Thursday 6 September 2012

"I Am With You Always" – The Eucharist

By Artur Suski, S.J.


I recently came upon a very sad statistic, that anywhere from 60 to 70 percent of Catholics do not believe in the true presence of Jesus in the Eucharist. Why does this sadden me? As I reflect upon it, it isn’t so much that people are not following their beliefs, though this is also a source of sadness. Rather, it is that they pass by Jesus who is truly present for them, and in so doing they fail to recognize the abundance of love and mercy given to them. There is a wealth of theological treatises written on the topic of the Eucharist, and I do not intend to add another one to this collection – what my reflection will focus on is the heartfelt encounter that happens between the person proper and Jesus in the Blessed Sacrament.

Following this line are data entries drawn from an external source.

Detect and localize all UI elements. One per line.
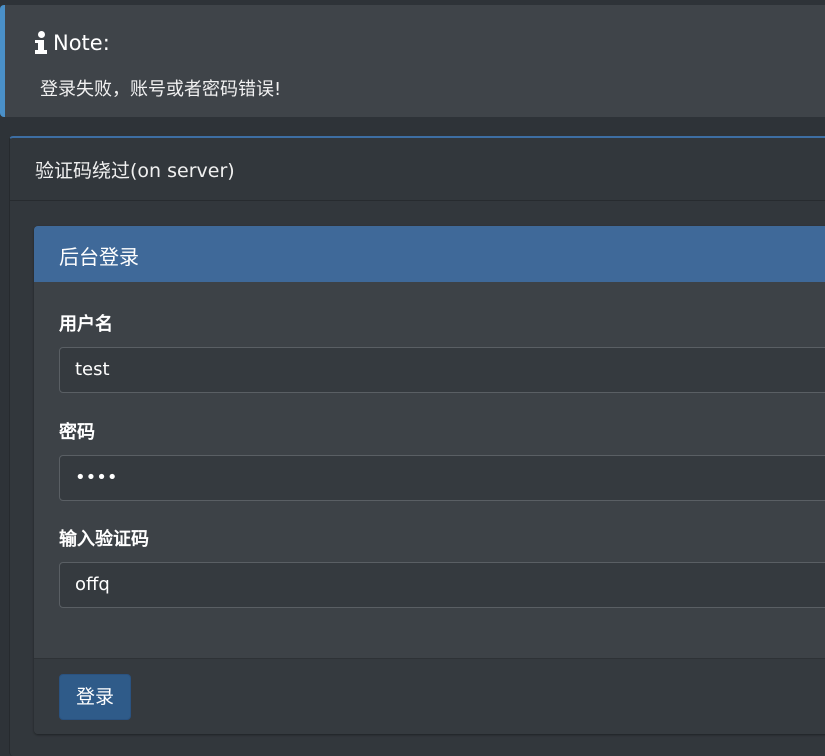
- captcha-input[interactable]: offq: [59, 562, 825, 608]
- note-title-row: Note:: [35, 31, 110, 55]
- login-panel-title: 后台登录: [59, 245, 139, 269]
- alert-note: Note: 登录失败，账号或者密码错误!: [0, 5, 825, 117]
- note-message: 登录失败，账号或者密码错误!: [40, 79, 282, 100]
- login-panel-header: 后台登录: [34, 226, 825, 282]
- password-label: 密码: [59, 422, 95, 443]
- info-icon: [35, 31, 47, 55]
- card-title: 验证码绕过(on server): [35, 160, 235, 182]
- captcha-label: 输入验证码: [59, 529, 149, 550]
- login-button[interactable]: 登录: [59, 674, 131, 720]
- username-input[interactable]: test: [59, 347, 825, 393]
- login-panel: 后台登录 用户名 test 密码 •••• 输入验证码 offq 登录: [34, 226, 825, 734]
- note-title: Note:: [53, 31, 110, 55]
- password-input[interactable]: ••••: [59, 455, 825, 501]
- login-panel-footer: 登录: [34, 658, 825, 734]
- username-label: 用户名: [59, 314, 113, 335]
- challenge-card: 验证码绕过(on server) 后台登录 用户名 test 密码 •••• 输…: [9, 136, 825, 756]
- card-header: 验证码绕过(on server): [10, 138, 825, 201]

We often think of receiving the Eucharist as a ritual – which it most definitely is – but we forget that it is also an encounter between two hearts, between our heart and the heart of Jesus. Someone recently described such an encounter to me in a way that I have never heard before: receiving the Eucharist is the moment in which Jesus takes our heart for Himself, and at the same time he gives us his own heart. This was truly a remarkable insight, I thought – so simple yet so profound. If I stop and consider why we have been given such a tremendous gift, the topmost reason, as I see it, is Jesus’ desire to be with us. Think of any friendship that you have – does not the relationship truly develop through contact with the other? If there is a mutual desire to grow in friendship, both parties will strive to be with each other. It is the same with the Eucharist. Jesus has truly given Himself to us so that we may truly be with each other in a very tangible way.

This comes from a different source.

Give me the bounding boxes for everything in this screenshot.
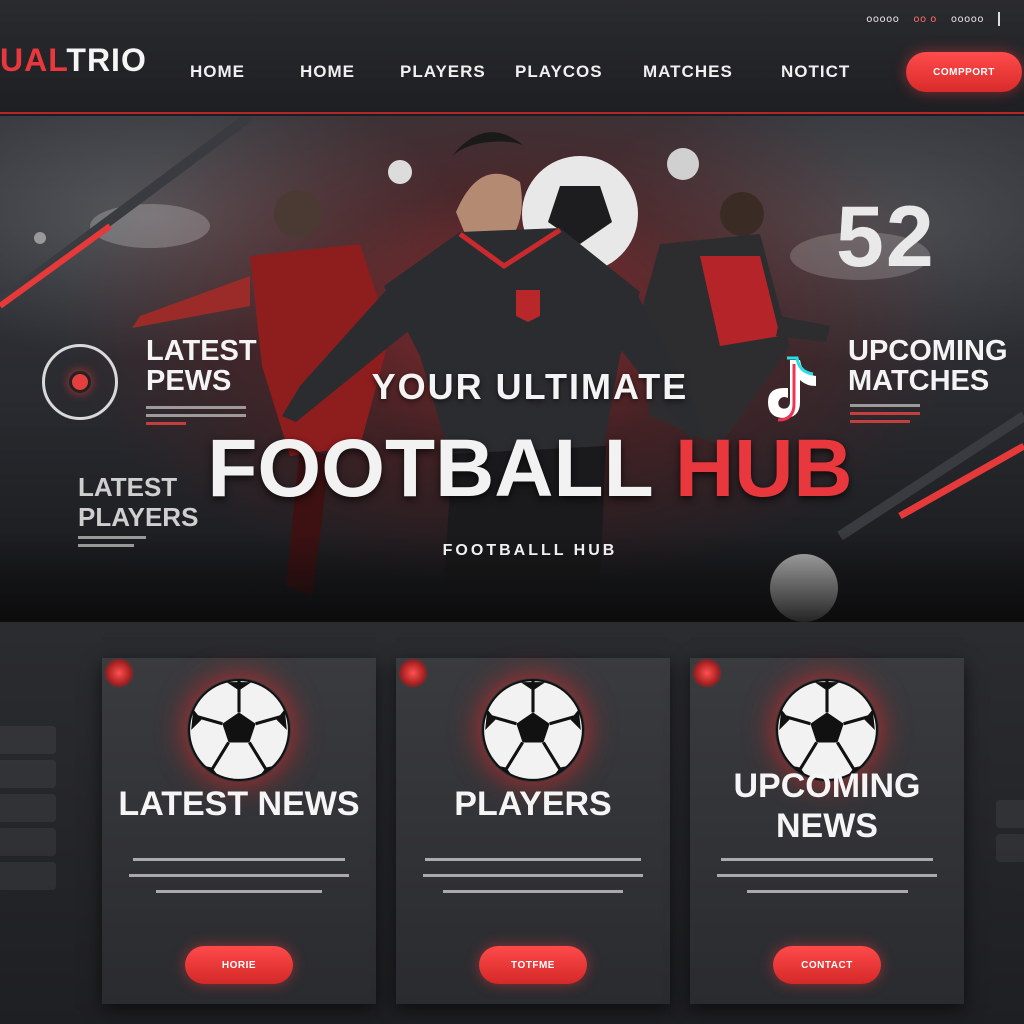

That being said, some may say that if God can be found everywhere, what’s the big deal about the Eucharist then? But if this were indeed the way God reasoned, there would not have been an Incarnation in the first place. God desires the concrete, a true meeting of persons: to meet us face-to-face, in the flesh. This personal encounter was made historical and real in the person of Jesus, yet the beautiful thing is that this same encounter – personal, real, and historical– happens also in the Eucharist every time we approach the altar; Jesus comes to us anew, as He did to the people of Israel.

What happens when one person wants to be with the other while the other does not recognize the other’s presence? One ends up missing out on the encounter because of ignorance while the other is left saddened because he has not been recognized. Both miss out. This leads to a second reason why Jesus desires to give Himself to us in the Eucharist: “For my flesh is true food, and my blood is true drink. He who eats my flesh and drinks my blood abides in me, and I in him” (Jn 6: 55-56). Jesus wants nourish us with himself. The Israelites were nourished in the desert with the manna from heaven, and comparatively we have something much greater. Here we have God-made-flesh present to us in his truest self. How can this encounter be anything but nourishing? It is a God that truly loves to the point that he gives of himself completely, a God that enters into our realm and meets us where we can meet him.

This for us is truly a mystery; we can hypothesize about the why and the how, but ultimately we cannot wrap our minds around it. It is in the heart of this mystery that my friend’s words echo loudly and convincingly: “What sense is there in all of this? It is a heart-to-heart encounter.” It is one heart loving the other and desiring to be with the other. Jesus came to us to establish an everlasting relationship with us, and so in light of this, the Eucharist is Jesus’ gift to us that we might continually renew and rekindle this relationship. Do we not long for this? In the depths of our hearts, can we not hear Jesus’ heart beating for our own heart?